My boyfriend and I are seriously just something else. So, I didn’t work today. It wasn’t busy and I had my app running all fucking morning. Well, he felt as if I was putting him off for my Mom or for my friend. I told him my friend might call and then she didn’t and my Mom and I are to have lunch tomorrow but I was trying to make it for today since I wasn’t working and so I could get it over with. Well, she was busy. He then had like 2 beers and 4 shots and started being a complete dickhead so I decided to come in and lay down. He was really mad but again, he doesn’t let me talk to explain that he had started drinking and is now in a bad mood which is the recipe for disaster. There would have been no way for me to explain that without him getting even more irate so he left without me.

I spend more time by myself now then when I was single. I am so fucking sick of being by myself that I don’t see why we are together. I don’t want to be with him anymore but I’m stuck until I can get my own place again. I try really hard to get along with him and even be affectionate and most of the time, I’m still treated like absolute shit. The motorcycle isn’t my favorite thing and I can honestly admit here in my diary that I don’t think I ever enjoyed it but pretended to so he’d like me. The very first time he took me on the bike, he was going well over 100mph but I didn’t know because I was so fucking scared that all I did was hold on and duck my head behind him.

I went on the bike yesterday or the day before and it was alright except for him almost hitting the same car twice. I just don’t like going on there and I will do what I can to avoid it when he’s drinking and pissed off. He scared me so bad last month that I would be happy to never ride on that fucking thing again.

My life is a fucking mess and there’s no way out. It’s about to get worse once BD gets visitation and I have no doubt I’ll go back to putting up with the emotional abuse, even with a parenting app and from what I’ve heard, the courts won’t care. I honestly don’t know what I’m going to do putting up with it and not getting a choice. I know that I’ll probably end up taking a trip to a mental hospital.

I still don’t have friends or family. It’s just me. I spend most of my time by myself and I don’t even understand why I have a boyfriend when he’s barely ever around me, doesn’t touch me and doesn’t show much care if we hang out or not. I honestly wish I would have never met him and after this, I will never date again. I’ll probably at least try to get laid since I’ve spent over a year getting to do that maybe 10 times and the last attempt was almost 3 months ago. He even told me the other day that he’s “not a big sex guy” and it’s like yeah because drinking is more important! I understand why almost every girl he’s ever been with has cheated. We are human and have human needs!

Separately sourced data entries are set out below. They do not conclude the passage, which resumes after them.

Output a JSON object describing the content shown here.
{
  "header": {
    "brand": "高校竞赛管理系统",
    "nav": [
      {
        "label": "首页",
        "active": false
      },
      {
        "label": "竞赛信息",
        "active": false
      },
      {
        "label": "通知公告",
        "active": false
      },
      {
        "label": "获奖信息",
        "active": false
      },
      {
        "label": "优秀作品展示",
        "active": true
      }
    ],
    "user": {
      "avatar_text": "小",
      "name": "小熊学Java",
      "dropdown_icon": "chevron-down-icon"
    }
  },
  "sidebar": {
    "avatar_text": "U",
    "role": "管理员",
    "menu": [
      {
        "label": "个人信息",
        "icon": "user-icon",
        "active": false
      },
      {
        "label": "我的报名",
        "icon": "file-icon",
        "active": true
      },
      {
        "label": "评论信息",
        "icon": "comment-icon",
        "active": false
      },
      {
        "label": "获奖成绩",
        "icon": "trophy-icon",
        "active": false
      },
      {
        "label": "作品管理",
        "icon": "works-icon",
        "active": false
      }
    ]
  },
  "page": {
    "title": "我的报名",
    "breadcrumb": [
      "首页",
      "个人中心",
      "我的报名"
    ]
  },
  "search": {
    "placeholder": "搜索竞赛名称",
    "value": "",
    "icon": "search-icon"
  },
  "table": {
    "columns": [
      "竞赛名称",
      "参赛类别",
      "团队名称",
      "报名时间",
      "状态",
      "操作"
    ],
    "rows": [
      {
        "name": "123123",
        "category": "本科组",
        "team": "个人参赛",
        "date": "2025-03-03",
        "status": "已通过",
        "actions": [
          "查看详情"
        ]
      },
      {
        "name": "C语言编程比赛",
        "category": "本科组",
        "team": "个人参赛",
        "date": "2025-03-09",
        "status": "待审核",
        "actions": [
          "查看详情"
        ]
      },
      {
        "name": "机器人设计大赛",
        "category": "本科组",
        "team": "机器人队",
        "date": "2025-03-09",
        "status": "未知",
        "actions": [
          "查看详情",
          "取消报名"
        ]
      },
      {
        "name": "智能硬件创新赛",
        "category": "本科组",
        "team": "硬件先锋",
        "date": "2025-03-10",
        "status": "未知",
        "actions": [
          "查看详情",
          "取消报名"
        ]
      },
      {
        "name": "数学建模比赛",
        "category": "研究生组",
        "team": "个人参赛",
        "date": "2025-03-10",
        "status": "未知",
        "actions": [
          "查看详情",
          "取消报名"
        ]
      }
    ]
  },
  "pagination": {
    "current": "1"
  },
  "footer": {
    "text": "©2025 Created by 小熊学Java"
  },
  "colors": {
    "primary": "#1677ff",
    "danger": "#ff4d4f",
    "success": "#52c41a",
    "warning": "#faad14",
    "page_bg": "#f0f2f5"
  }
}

I’m in a really bad mood and I don’t have anyone to talk to about this shit so I’m going to put it here. My computer has a password so I don’t ever have to worry about him reading this. I honestly used to really like him and thought I was in love but I see him for what he is and how he treats me and I’m not feeling it anymore. Sometimes I don’t even care what happens because I’m so fucking drained.

The only reason I care about living is because of my child. I live, breathe and keep going because of her. She is the reason why I don’t give up.

I do hope that at some point I can start having a little bit of a break though. I think it would be nice to be able to go do stuff sometimes. Even go sit in a coffee shop and read a book. I have a lot of anger and resentment that I don’t get to do what other people do either because they’ve raised their kids, other people have raised their kids or they just always have a sitter. I’ve always had to beg and plead to get a break and I’m sick of it.

I’m just having a really bad day because I don’t have any money and I spend so much time waiting to make money that I’m starting to get scared that I won’t be able to pay my fucking bills. I have so much I worry about and no one to talk to. I’m just alone.